The content carries little resemblance to the actual experience of Pakistan as it exists today, but if one is being charitable, it can be seen as what the curators and artists involved (as well as those who approved it) probably want the country to be.
Another interesting area where citizens are answering questions of identity is the culinary world. A couple of weeks ago, the BBC published some coverage of an “Indian” restaurant that gave away hundreds of free meals on Christmas day. An immediate reaction to the story came from Pakistani internet users locally and in the UK diaspora who pointed out that the owner of the restaurant was a Pakistani-Kashmiri and the use of the “Indian” tag for his restaurant was incorrect. This is notable because food from the northern part of the subcontinent is usually passed off as Indian all over the world. But with this incident, and with the rise of specifically Pakistani branding on diaspora restaurants in the US and UK, there seems to be a greater effort to create a separate culinary identity.
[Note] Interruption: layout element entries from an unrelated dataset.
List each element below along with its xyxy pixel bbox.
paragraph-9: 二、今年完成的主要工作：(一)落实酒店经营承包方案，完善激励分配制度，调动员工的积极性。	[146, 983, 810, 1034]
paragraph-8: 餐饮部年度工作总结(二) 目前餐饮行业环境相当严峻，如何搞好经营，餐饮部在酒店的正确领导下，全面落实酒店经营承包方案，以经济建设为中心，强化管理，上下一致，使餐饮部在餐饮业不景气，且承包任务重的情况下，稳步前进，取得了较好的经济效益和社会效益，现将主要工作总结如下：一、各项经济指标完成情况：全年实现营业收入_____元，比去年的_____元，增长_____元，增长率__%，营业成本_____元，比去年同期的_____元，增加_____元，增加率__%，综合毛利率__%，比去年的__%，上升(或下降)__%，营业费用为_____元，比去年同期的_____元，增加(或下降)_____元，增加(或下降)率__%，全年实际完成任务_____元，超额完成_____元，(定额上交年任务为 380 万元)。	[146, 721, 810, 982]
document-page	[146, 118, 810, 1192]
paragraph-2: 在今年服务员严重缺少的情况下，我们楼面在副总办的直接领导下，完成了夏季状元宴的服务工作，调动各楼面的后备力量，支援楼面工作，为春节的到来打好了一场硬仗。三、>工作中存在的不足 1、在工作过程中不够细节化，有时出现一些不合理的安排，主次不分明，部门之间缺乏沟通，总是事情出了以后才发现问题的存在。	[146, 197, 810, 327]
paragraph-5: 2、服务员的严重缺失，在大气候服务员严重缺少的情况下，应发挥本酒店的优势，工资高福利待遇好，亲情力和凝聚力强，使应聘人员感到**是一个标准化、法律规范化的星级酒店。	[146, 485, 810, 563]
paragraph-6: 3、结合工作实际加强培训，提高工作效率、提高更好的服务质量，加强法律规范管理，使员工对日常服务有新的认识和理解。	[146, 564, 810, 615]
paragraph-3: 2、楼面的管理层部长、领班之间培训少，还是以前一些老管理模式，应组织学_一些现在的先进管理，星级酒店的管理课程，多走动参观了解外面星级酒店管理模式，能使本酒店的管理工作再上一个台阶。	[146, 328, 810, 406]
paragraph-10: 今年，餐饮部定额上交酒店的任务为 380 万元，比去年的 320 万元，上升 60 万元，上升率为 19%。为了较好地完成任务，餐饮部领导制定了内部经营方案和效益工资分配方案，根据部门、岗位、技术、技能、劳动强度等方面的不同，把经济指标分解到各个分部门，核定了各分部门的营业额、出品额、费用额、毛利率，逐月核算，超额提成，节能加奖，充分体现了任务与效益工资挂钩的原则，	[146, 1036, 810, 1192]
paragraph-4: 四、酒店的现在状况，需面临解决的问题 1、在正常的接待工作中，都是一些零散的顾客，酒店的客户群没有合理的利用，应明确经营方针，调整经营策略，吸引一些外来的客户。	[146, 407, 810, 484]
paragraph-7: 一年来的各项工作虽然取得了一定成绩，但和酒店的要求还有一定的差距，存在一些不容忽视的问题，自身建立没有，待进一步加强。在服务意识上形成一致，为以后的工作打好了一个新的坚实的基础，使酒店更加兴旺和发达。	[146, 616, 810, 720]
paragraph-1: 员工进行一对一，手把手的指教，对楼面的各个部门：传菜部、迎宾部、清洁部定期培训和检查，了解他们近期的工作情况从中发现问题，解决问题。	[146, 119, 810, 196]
Whether by default or design, this is also visible in the writings of some contemporary food writers, such as Zainab Shah, whose content for The New York Times and other outlets — recipes for aloo anday, samosas, steamed chicken roast served at weddings, and an Eid feast - have centred their (and the writer’s) Pakistani origins quite categorically. Similarly, another excellent food blog, Maryam Jillani’s Pakistan Eats, features a number of regional dishes from the geographical territory that constitutes Pakistan.
Domestically, YouTube as a platform has enabled greater exploration of food diversity by digital content creators, though not all of it is worth watching. The most notable intervention here, however, has been Nilofer Afridi Qazi’s Pakistan on a Plate series, which has done remarkable work identifying different food traditions in various regions. These include the use of different grain types, extremely localised vegetables, herbs and greens, and preparation techniques that are not commonly found in standard restaurant or urban home cooking.
These examples show that questions of Pakistani identity are being asked and answered through a variety of different platforms. The state provides a set of cues and answers to questions of identity, but so do citizens from various intellectual and occupational backgrounds. What is common in some citizen-led initiatives is that they centre diversity under a singular tag. This means there is acceptance of the country as a geographical/territorial entity, but no enforced unanimity on what that should mean in terms of cultural practices, ie belief, ritual, customs, and food. Perhaps this interpretation also offers a blueprint that the state should pay a little more attention to.
The writer teaches politics and sociology at Lums.